Take a look at three of the most important street photographers from 'Magnum Streetwise', an unmissable tour of Magnum's longstanding history in street photography. Words from 'Magnum Streetwise', edited by by Stephen McLaren.
Henri Cartier-Bresson
As someone who was always very aware of the capriciousness of life – indeed, it was the fuel for his vision – it seems fitting that a criminal act by someone in a position of trust should lead to Henri Cartier-Bresson being stranded penniless in Mexico, speaking no Spanish and with only his camera to rely on for self-expression.
Cartier-Bresson arrived in Mexico City in early 1934 as part of a French academic group surveying the construction of the Pan-American Highway. One morning, however, the leader of the exhibition disappeared with the group’s funds, leaving them with neither money nor lodgings. But instead of returning home with his tail between his legs, Cartier-Bresson decided to stay and use his enforced exile to photograph the city’s dusty, sun-strafed neighbourhoods. Despite his penury and having to share a hovel in a desperately poor barrio, the young Frenchman felt that now was the time to take his photography to the next level.

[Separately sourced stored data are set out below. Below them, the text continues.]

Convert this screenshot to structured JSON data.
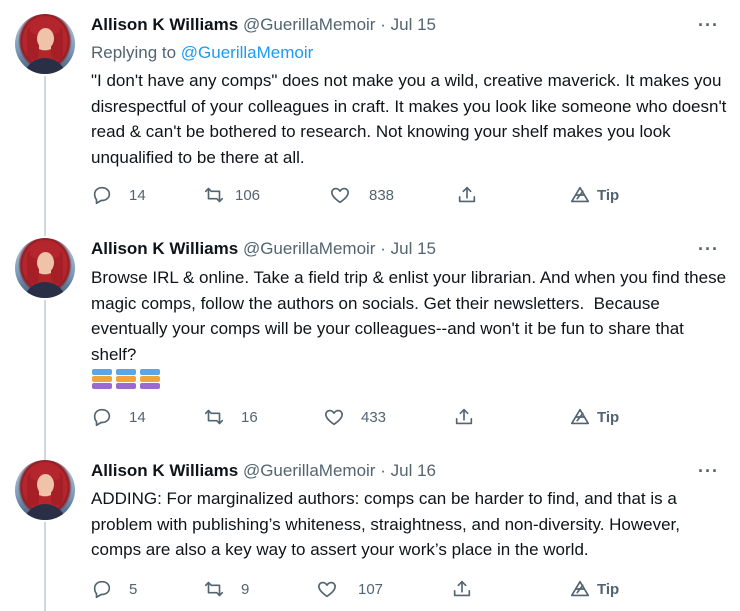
{
  "tweets": [
    {
      "name": "Allison K Williams",
      "handle": "@GuerillaMemoir",
      "separator": "·",
      "date": "Jul 15",
      "more_icon": "more-horizontal-icon",
      "replying_prefix": "Replying to",
      "replying_handle": "@GuerillaMemoir",
      "text": "\"I don't have any comps\" does not make you a wild, creative maverick. It makes you disrespectful of your colleagues in craft. It makes you look like someone who doesn't read & can't be bothered to research. Not knowing your shelf makes you look unqualified to be there at all.",
      "replies": "14",
      "retweets": "106",
      "likes": "838",
      "tip_label": "Tip"
    },
    {
      "name": "Allison K Williams",
      "handle": "@GuerillaMemoir",
      "separator": "·",
      "date": "Jul 15",
      "more_icon": "more-horizontal-icon",
      "text": "Browse IRL & online. Take a field trip & enlist your librarian. And when you find these magic comps, follow the authors on socials. Get their newsletters.  Because eventually your comps will be your colleagues--and won't it be fun to share that shelf?",
      "emoji": [
        "books-emoji",
        "books-emoji",
        "books-emoji"
      ],
      "replies": "14",
      "retweets": "16",
      "likes": "433",
      "tip_label": "Tip"
    },
    {
      "name": "Allison K Williams",
      "handle": "@GuerillaMemoir",
      "separator": "·",
      "date": "Jul 16",
      "more_icon": "more-horizontal-icon",
      "text": "ADDING: For marginalized authors: comps can be harder to find, and that is a problem with publishing’s whiteness, straightness, and non-diversity. However, comps are also a key way to assert your work’s place in the world.",
      "replies": "5",
      "retweets": "9",
      "likes": "107",
      "tip_label": "Tip"
    }
  ],
  "icons": {
    "reply": "reply-icon",
    "retweet": "retweet-icon",
    "like": "heart-icon",
    "share": "share-icon",
    "tip": "tip-icon"
  },
  "colors": {
    "link": "#1d9bf0",
    "secondary_text": "#536471",
    "primary_text": "#0f1419",
    "thread_line": "#cfd9de"
  }
}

‘If I go to a place,’ Cartier-Bresson said, ‘it’s not to record only what is going on. It’s to try and have a picture which concretizes a situation in one glance and which has the strong relations of shapes. And when I go to a country, well, I’m hoping always to get that one picture about which people will say, “Ah, this is true. You felt it right.”’ Only two years after his monumental learning experience, Cartier-Bresson would exhibit his Mexico City photographs in New York, en route to making his name as one of the greatest photographers of the era.
Olivia Arthur
Double exposures, photographs printed on transparent paper and snippets of overhead speech combine to produce Stranger, a beguiling photo-book by the British photographer Olivia Arthur, shot in the Middle Eastern metropolis of Dubai.
Published in 2015, Arthur’s Stranger is a mix of portraiture, landscapes and candid photographs from a city that is simultaneously hyper-modern and rooted in an Arabian past. Taken as a whole, it makes for a disorientating narrative – which is exactly how the photographer likes it.
Living alone in Dubai for three months, Arthur shifted between medium-format film and digital 35mm cameras, adding texture and a sense of surprise to each of the book’s pages. In a city that is as multifarious and yet steeped in tradition as Dubai, we should not be surprised to see a doomed sheep being manhandled en route to an Eid feast alongside a visitor to the races finagling her purse, phone and feathered hat.
‘I’m not one of those photographers who takes photographs wherever I go,’ says Arthur, ‘but the story I was trying to tell involved me trying to get a … feeling [for] the city and give it a sense of place. The street photographs I took tie all the other images together and give you an atmosphere of what it is like for a stranger to confront this place, where people live in their own little lifestyle bubbles and rarely interact with other social classes and ethnic groups.’
‘I was most definitely an outsider in Dubai, but part of the nature of being a photographer is learning to navigate different worlds and cultures. The sense of belonging is not strong there and very few people have a United Arab Emirates passport, or call the place home for that matter, but it’s a unique city despite the sense of alienation that is all-pervasive.’
Bruce Gilden
Bruce Gilden has been documenting the fabulous creatures that bestride the sidewalks of New York, his hometown, since the early 1970s.
Although Gilden can’t be sure exactly when his photographic odyssey began, he knows he was on roll number 900 in 1981, and that the first picture of his he considered decent was taken during a trip to Coney Island in 1969. Apart from that, the origins of his street- photography habit are all a bit hazy.
‘My father was a bit of a tough guy,’ says Gilden, ‘and my mother was unambitious. There were no books in the house, and the stuff I was taught was how to fight and lock my car door to avoid being robbed. I was great at sports but my dad was negative towards me, and in photography I found something I was good at – something that would prove to him that I could be artistic, stick at it and succeed.’
Always conscious of the need to move on creatively, Gilden decided to see if he could utilize his skills outside New York, concluding in 1985 that Haiti had potential. Since then, Gilden has produced books and exhibitions from trips to Ireland, Japan and the UK, among other places, but it was Haiti that would become his favourite.
‘It’s a unique place, the only country in the world to have liberated itself as a slave colony, and the people are very artistic. Of course, the government is totally corrupt and the majority of the population are really poor, but I’ve never felt threatened once. I’m good at what I do and I read situations well, but I’m also friendly with people and can be self-deprecating when I have to.’